Brady: The technology itself is a major change from the way that we used to do this and the way we may do it going forward. But the real change is going to be how the technology transforms itself, because when we use something that’s a little bit more open and ubiquitous, we also get the benefit of crowd learning.
The limitations of bank platforms are that, at the end of the day, you’re only as good as your technology budget, your own ideas and, quite frankly, the needs of your own clients. Often where us banks grow, learn, and become better is when we sign on new, different, and more diverse clients that do things in ways and places that we haven’t done them before. It forces you to think about the future. It’s not a philosophical discussion, it’s a tactical discussion: you’re going to have to do this because your client needs you to. But, when you’re taking a network approach, you get the value of that combined learning, so it’s not just your client and resources, it’s everybody’s clients and resources that are driving things forward.
Q: Where do we want to get to? What does a trade ecosystem utopia look like?
Brady: You have to approach the question from the perspective of what it looks like for the client. Because, in many cases, the bank’s version of utopia may look different from the client’s.
I think everyone would probably agree that the ideal scenario would be the path of least friction. As part of this, one of the areas where we’ve started to engage, and Marco Polo has also started engaging, is working with the enterprise resource planning (ERP) providers. The payables and receivables created by companies within their ERP systems may very well provide the information that enables the least friction for discounting decisions. If we are going to create this capability to pass information and data back and forth, it would probably make sense that we include the ERP process in that system, so that this very specific and detailed receivable, including its description and history, can be passed on to the primary bank, which can then figure out how to finance that capacity.
That’s where banks can come in and do what they do best: use their efforts and resources to find ways of getting more financing for more of the supplier bases, rather than trying to dream up the new bell or whistle that’s going to give them a slight competitive advantage.
In the end this whole process will fit like a glove: new capacity is created, and banks can go in and provide financing for it, enabling access to funding for suppliers that have maybe been scrambling to find it. That’s where the vision for scalability becomes tangible. We need an elegant way to be able to get supply to where the demand is, and I think that’s the promise of Marco Polo.

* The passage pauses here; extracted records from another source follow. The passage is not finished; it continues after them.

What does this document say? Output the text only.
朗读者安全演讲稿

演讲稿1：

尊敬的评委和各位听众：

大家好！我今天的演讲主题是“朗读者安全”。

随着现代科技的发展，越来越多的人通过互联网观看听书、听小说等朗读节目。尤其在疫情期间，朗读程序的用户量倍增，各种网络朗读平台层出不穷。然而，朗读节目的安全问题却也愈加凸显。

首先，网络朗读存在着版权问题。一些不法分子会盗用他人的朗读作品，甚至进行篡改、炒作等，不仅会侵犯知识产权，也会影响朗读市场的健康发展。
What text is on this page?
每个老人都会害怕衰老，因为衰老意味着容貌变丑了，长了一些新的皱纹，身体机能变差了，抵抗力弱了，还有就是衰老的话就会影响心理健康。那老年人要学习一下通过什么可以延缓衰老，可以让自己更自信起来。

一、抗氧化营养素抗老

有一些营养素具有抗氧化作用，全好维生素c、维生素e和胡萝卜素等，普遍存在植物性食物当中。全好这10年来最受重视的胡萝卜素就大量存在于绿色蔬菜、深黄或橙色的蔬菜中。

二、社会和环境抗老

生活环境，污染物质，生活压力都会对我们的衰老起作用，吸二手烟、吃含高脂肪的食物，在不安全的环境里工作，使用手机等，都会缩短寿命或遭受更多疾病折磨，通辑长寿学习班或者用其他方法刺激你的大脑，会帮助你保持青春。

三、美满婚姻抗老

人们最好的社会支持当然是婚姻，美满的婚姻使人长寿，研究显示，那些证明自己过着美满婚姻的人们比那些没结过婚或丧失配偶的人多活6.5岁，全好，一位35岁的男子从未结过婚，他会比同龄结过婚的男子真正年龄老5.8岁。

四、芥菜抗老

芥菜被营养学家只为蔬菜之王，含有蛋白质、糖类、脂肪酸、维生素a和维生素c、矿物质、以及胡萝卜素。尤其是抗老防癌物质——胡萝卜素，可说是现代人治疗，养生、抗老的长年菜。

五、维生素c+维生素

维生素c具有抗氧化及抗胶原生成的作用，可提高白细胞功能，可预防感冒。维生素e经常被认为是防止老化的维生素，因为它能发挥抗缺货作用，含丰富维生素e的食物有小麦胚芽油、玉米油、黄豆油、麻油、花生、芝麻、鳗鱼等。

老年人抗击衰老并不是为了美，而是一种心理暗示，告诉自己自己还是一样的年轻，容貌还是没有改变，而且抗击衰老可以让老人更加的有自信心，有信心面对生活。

Geoffrey P. Brady is the head of Global Trade and Supply Chain Finance, Global Transaction Services at Bank of America. In this role, he oversees management of the origination and delivery of supply chain, receivables and trade finance products that provide liquidity, risk mitigation and working capital optimisation for the bank’s corporate, commercial and business banking clients. He is based in New York. Brady has more than 20 years of experience in banking and has held management roles in a variety of businesses including portfolio management and payments in addition to trade finance.
About the author
Shannon Manders is an editorial consultant and award-winning international trade finance journalist with over a decade of experience reporting and producing print and online publications on the global trade and trade finance sector. She is also the editorial director of international trade finance publication GTR, where she has been working since 2008.